Employers should also continue to be mindful of their obligations under data protection legislation. In Hong Kong, collection of information about an employee’s health is subject to the usual data protection requirements under the Personal Data (Privacy) Ordinance (PDPO), including that data must only be collected for a lawful purpose, fairly and not to an excessive extent. If employees are asked to submit a health declaration or provide information about their travel history or symptoms, the employee must be advised of the purpose for which the data is being requested (e.g. to assess whether the employee is a risk to the workplace; to notify insurers; etc.) and the details of anyone to whom the data might be transferred (e.g. to their manager or HR). Employers should be careful to ensure that in collecting any additional employee information they do not trip up on any data protection issues. In mainland China, data protection is less regulated compared to Hong Kong, but it is always recommended to follow these best practices in collecting and using personal data.

On what terms? 

The impact of COVID-19 on employers may have thrown light on certain deficiencies in employment contracts and policies. While employee consent is generally required for any change to terms and conditions of employment (making changes to existing employment contracts a potentially difficult exercise), employers may want to revisit their standard form employment contracts to, for example, include specific circumstances in which an employee can be requested to take periods of unpaid leave, be required to work-from home or undergo a medical examination. Employers may also want to consider extending probation periods for new hires, where local law permits such extensions. At least in Beijing, courts will not accept any extension of probation period regardless of the impact of the pandemic, even if the employee agrees to the extension.

Ahead of employees returning to the workplace and the resumption of normal operations, employers may also want to take the opportunity to update or revise employee policies.
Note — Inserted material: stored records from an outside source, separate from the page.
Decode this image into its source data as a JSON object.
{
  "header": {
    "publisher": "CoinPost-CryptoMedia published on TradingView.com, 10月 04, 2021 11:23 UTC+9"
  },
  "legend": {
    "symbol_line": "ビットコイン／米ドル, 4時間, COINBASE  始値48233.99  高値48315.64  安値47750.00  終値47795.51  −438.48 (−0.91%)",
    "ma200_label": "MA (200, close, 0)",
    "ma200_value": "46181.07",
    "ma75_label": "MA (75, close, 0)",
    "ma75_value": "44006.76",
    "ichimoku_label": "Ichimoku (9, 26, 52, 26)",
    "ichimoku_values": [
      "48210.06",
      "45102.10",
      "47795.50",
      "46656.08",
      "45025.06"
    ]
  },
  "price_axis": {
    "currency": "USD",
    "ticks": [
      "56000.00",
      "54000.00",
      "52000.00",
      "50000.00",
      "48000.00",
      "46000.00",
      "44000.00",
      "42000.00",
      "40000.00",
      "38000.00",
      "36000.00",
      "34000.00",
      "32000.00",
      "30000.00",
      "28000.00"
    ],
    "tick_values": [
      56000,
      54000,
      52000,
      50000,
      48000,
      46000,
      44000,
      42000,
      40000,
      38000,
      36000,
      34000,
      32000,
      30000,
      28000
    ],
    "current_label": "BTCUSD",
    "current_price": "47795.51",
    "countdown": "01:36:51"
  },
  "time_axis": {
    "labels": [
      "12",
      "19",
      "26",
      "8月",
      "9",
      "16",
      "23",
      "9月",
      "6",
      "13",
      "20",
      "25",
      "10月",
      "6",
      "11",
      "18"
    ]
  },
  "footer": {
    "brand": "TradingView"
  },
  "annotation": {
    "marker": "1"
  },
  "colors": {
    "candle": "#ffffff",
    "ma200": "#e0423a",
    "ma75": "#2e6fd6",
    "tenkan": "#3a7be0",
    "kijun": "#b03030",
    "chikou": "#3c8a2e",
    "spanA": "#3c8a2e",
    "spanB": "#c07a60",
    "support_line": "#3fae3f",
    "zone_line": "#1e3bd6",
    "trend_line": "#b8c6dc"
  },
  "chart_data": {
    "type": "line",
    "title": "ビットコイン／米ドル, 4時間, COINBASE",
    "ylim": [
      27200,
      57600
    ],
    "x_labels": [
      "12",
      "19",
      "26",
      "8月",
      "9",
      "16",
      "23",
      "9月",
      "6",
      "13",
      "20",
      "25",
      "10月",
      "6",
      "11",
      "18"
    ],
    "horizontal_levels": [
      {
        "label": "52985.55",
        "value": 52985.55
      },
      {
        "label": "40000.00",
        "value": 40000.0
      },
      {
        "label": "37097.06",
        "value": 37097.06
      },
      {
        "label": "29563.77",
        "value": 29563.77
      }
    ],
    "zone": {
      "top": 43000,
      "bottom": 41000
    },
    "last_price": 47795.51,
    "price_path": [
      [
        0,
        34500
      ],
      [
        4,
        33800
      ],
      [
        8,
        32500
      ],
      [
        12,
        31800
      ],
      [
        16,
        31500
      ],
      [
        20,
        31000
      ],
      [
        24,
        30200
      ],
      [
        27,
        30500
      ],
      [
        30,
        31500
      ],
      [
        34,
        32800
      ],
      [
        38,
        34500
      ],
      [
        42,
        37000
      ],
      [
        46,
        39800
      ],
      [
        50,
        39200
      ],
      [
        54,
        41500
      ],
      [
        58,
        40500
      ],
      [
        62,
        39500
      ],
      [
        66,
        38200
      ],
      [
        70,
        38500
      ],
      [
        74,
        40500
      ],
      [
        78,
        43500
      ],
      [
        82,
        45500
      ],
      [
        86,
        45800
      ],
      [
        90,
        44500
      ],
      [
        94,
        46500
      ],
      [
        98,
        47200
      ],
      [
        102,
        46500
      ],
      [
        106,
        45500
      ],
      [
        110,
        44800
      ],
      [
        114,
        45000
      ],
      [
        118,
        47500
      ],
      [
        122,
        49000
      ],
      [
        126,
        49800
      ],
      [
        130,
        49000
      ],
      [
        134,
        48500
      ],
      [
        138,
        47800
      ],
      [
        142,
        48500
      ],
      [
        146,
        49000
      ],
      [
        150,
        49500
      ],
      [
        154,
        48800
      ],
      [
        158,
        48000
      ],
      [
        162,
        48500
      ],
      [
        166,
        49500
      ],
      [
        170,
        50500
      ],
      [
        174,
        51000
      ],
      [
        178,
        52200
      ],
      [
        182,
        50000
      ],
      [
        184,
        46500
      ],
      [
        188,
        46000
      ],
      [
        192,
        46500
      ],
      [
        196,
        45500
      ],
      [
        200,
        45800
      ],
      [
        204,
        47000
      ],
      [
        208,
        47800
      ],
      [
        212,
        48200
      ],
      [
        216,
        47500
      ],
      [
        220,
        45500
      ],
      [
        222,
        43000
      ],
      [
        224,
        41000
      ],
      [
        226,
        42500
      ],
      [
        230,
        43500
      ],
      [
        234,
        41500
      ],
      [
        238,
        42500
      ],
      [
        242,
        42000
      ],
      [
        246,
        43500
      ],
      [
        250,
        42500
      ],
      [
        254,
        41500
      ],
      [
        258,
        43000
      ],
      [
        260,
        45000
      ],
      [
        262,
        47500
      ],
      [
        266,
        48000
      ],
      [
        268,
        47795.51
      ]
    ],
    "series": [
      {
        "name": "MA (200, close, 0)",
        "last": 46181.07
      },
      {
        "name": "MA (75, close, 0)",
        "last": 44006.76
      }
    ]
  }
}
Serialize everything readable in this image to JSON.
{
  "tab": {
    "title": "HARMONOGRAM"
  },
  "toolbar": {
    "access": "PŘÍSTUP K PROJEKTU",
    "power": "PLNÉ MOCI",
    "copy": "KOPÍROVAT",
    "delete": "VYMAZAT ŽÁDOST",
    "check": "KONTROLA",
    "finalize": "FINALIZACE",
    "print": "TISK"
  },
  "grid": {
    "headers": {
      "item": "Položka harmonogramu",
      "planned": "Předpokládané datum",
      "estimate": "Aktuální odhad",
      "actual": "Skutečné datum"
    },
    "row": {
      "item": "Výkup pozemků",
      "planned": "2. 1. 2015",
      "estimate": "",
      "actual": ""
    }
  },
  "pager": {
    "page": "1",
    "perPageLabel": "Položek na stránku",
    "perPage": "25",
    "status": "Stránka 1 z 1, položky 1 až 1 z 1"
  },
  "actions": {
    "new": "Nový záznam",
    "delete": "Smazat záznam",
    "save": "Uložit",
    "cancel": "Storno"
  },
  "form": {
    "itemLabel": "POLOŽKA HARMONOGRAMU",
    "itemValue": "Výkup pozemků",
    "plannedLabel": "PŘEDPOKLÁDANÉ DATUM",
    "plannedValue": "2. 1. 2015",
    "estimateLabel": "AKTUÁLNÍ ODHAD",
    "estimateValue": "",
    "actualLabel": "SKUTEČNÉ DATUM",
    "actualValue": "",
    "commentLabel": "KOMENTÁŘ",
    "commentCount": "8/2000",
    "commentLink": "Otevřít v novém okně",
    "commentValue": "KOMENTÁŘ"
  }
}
For example, employers may want to consider whether clarifications are needed to annual leave policies where it is possible that employees may return to the workplace with large amounts of accrued but unused annual leave because of the COVID-19 lock-down.

How to handle business travel 

In addition to annual leave policies, employers may need to make changes to travel policies to put greater controls and protections in place for employees asked to travel for work to attend client meetings etc. In general, employers will have to carefully balance the need to meet client demands with their obligations to ensure the safety of their employees. For example, employers may temporarily suspend business travel to and from particularly high-risk jurisdictions or regions, while keeping those decisions under review in light of business need and perceived risks. Where the travel is necessary, before planning or approving any trip, it is advisable for an employer to check the self-reporting and quarantine measures applied in the destination and home city to assess whether it would result in involuntary data disclosure or self-isolation, and to make sure that the employee is fully informed of the risks and has consented to such an arrangement. But if an employee refuses to travel due to COVID-19 infection fears, possible subsequent isolations, the need to stay with children while the schools are closed or other justifiable reasons, it may be sensible to support the employee and explore the use of technology instead.  

Careful preparation will be needed in order to execute a safe and successful return of staff to the workplace. Employers should take a holistic approach to the planning of workplace reintegration; methodically considering and challenging each proposal and policy to avoid unexpected pitfalls.